ご縁婚〜クールな旦那さまに愛されてます〜
自覚すると無性に気恥ずかしくなり、とりあえず部屋を出ようと腰を上げる。初音に毛布をかけて、歩き出そうとした、そのとき。


「私も……」


ドキリとするようなひとことがぽつりと聞こえ、勢いよく振り向いた。

彼女はどうやら眠っているようで、すーすーと気持ちよさそうな寝息を立てている。

驚いた……一瞬聞かれていたかと思った。

もしも起きていたら、すかさず抱きしめてキスしたい衝動に駆られているところだった。思春期の男子学生か、とツッコみたくなる。

きっと夢でも見ているのだろう彼女に、苦笑を漏らす。ほっとしたような、少し残念なような、複雑な気持ちで部屋をあとにした。


 * * *


それからというもの、以前と変わらない態度で初音と接していたが、彼女の些細な変化に気づくようになった。

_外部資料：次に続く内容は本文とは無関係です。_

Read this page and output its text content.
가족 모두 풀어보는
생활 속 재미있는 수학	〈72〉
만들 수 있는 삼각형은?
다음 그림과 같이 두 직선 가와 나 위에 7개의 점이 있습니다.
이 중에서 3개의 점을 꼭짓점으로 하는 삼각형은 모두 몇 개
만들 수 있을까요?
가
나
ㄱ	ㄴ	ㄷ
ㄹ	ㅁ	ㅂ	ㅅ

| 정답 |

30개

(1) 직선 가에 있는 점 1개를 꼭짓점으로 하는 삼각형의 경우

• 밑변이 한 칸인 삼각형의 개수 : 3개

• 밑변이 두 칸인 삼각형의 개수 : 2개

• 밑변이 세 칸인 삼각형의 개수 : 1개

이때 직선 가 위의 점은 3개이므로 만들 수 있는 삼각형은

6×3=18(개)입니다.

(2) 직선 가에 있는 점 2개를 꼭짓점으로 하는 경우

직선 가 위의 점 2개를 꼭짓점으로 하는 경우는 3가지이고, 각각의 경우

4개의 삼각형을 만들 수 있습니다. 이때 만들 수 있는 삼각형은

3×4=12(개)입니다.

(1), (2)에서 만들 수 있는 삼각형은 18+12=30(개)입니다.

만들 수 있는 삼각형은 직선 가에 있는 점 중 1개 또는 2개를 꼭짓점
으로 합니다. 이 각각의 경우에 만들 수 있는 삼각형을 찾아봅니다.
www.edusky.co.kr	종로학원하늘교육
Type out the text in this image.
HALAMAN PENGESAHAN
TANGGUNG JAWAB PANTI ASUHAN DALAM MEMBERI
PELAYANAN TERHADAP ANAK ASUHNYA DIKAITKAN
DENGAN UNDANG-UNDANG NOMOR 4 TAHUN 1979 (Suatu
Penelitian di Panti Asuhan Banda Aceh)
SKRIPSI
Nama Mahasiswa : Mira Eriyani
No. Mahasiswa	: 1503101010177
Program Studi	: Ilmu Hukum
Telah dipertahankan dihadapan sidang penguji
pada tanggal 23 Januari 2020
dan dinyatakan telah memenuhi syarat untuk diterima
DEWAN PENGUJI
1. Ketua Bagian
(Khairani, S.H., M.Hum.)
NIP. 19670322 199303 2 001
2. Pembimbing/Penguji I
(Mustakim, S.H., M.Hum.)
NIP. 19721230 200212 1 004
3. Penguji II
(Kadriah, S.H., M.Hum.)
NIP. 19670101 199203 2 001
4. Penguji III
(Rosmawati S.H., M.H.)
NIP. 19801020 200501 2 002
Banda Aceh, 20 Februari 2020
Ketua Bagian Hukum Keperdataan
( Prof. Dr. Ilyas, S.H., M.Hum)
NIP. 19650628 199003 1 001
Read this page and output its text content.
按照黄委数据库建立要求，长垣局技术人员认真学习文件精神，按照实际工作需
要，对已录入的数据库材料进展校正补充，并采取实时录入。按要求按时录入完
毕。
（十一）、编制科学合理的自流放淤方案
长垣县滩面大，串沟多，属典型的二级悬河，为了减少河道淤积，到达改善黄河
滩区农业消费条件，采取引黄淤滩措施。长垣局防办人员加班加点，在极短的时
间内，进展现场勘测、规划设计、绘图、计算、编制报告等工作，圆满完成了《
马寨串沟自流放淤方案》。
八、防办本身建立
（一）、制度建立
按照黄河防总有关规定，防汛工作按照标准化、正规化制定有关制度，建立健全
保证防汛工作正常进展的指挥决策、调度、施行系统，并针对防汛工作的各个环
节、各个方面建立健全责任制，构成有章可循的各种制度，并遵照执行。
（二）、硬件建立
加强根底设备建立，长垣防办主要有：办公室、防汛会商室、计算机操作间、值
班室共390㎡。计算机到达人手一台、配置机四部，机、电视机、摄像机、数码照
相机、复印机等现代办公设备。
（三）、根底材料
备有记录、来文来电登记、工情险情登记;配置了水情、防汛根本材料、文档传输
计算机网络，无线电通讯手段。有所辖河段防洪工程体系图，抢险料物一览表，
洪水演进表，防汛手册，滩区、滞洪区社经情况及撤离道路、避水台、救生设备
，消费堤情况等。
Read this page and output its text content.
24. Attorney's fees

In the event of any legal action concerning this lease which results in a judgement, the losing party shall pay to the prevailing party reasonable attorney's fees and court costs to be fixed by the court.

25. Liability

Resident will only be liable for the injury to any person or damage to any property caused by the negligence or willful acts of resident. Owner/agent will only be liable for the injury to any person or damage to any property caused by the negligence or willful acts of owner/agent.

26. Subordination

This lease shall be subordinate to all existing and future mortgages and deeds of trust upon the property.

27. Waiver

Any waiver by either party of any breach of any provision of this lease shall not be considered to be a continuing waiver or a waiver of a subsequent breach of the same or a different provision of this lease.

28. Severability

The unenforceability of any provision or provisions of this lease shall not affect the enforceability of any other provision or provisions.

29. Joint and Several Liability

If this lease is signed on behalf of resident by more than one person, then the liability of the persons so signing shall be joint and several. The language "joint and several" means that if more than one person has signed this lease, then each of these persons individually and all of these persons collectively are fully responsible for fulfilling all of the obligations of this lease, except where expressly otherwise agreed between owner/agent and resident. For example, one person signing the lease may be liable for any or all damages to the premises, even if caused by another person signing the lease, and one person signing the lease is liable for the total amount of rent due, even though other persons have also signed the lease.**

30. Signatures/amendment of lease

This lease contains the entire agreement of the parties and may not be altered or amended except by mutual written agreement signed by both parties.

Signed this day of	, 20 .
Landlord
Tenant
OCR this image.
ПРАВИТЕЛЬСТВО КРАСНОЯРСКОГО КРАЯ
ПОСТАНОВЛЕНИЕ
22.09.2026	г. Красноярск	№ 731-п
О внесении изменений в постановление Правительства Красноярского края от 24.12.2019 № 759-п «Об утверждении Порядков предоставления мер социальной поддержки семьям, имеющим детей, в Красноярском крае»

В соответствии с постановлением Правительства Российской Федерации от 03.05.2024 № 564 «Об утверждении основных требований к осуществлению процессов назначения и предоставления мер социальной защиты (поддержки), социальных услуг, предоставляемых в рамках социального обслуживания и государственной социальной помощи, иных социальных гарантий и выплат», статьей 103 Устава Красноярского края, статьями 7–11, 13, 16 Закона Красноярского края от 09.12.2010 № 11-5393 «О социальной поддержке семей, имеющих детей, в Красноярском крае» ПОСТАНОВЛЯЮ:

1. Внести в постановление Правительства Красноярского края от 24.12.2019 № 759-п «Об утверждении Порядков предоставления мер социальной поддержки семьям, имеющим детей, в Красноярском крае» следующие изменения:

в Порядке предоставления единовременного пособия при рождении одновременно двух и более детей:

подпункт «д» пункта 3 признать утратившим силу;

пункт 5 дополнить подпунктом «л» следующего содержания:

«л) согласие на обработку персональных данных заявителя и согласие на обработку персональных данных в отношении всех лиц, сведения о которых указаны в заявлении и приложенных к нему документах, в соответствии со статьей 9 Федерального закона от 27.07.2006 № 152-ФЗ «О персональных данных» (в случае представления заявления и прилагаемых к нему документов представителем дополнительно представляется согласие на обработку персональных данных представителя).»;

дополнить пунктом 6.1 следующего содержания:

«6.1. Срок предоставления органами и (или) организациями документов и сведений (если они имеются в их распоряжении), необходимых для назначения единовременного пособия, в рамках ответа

今日は髪型が違うだとか、疲れた顔をしていたり、上の空になっていたりするときがあるな、とか。

それと同時に、彼女のためになにかをしてあげたくなって、もっと俺に頼ってほしいとも思った。

こんなふうに女性に思考を奪われて、献身的な気持ちになるなど、俺の記憶が確かならば三十年生きてきた中で初めてのこと。

彼女を見ているだけでドキドキする、と形容するのも恥ずかしいが、まさにその表現がしっくりくる。遅すぎる青い春の到来だ。